O país asiático não registou nenhum caso de Ébola, após as autoridades terem comunicado a quarentena de quatro pessoas no oeste do país devido a um caso suspeito, segundo uma mensagem publicada na terça-feira na rede social X (antigo Twitter) pelo Ministério da Saúde da Índia.

O Governo indiano pediu aos cidadãos que evitem viagens à República Democrática do Congo (RDCongo), Uganda e Sudão do Sul, e reforçou as medidas de deteção nos aeroportos internacionais e outros pontos de entrada.

Na semana passada, a Índia adiou a realização das cimeiras do Fórum Índia-África e da ‘International Big Cat Alliance'(IBCA), que se iriam realizar em junho na capital Nova Deli, devido à situação sanitária emergente em algumas partes de África.

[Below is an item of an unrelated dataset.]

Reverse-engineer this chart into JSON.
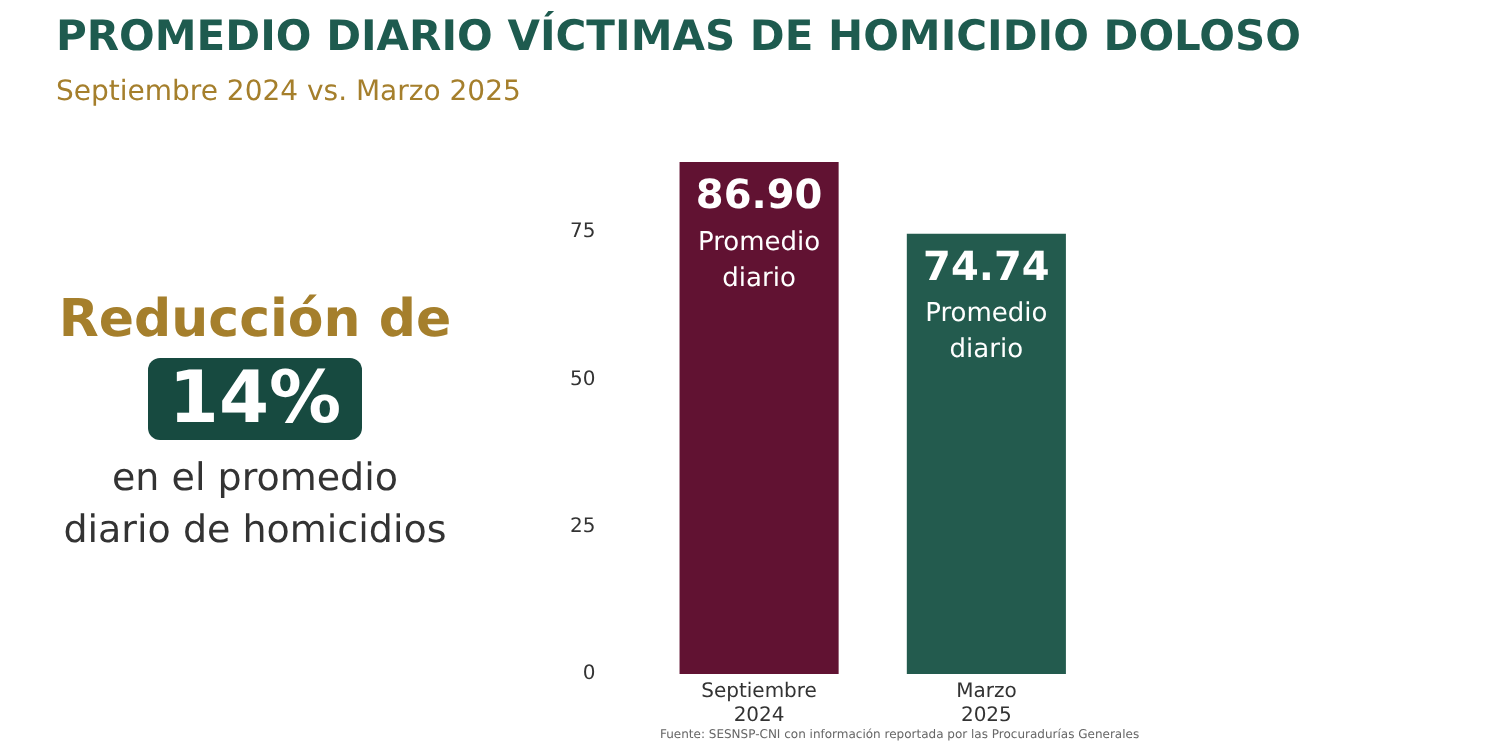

A atual epidemia da doença do vírus Ébola, uma febre hemorrágica extremamente contagiosa, foi declarada em 15 de maio no nordeste da RDCongo.

O Uganda, país vizinho da RDCongo e do Quénia, que confirmou 11 infeções, incluindo uma fatal, é o único outro país para onde o vírus se propagou até ao momento.

A RDCongo – que faz fronteira com Angola – e o Uganda relataram 263 casos e 43 mortes confirmadas por Ébola, duas semanas após a confirmação dos primeiros casos, anunciou na segunda-feira a Organização Mundial da Saúde (OMS).

Mais de mil casos suspeitos e cerca de 250 mortes foram registados nos dois países, de acordo com um balanço do Africa CDC, a agência sanitária da União Africana (UA).

O vírus do Ébola, detetado pela primeira vez em 1976, junto ao rio com o mesmo nome, na RDCongo, é transmitido através do contacto direto com sangue ou outros fluidos corporais de pessoas ou animais infetados e provoca febre hemorrágica grave, dores musculares, fraqueza, dores de cabeça, irritação da garganta, febre, vómitos, diarreia e hemorragias internas.

O Ébola provoca uma febre hemorrágica mortal, mas o vírus, que causou mais de 15 mil mortes em África nos últimos 50 anos, é menos contagioso do que a covid-19 ou o sarampo, segundo a OMS.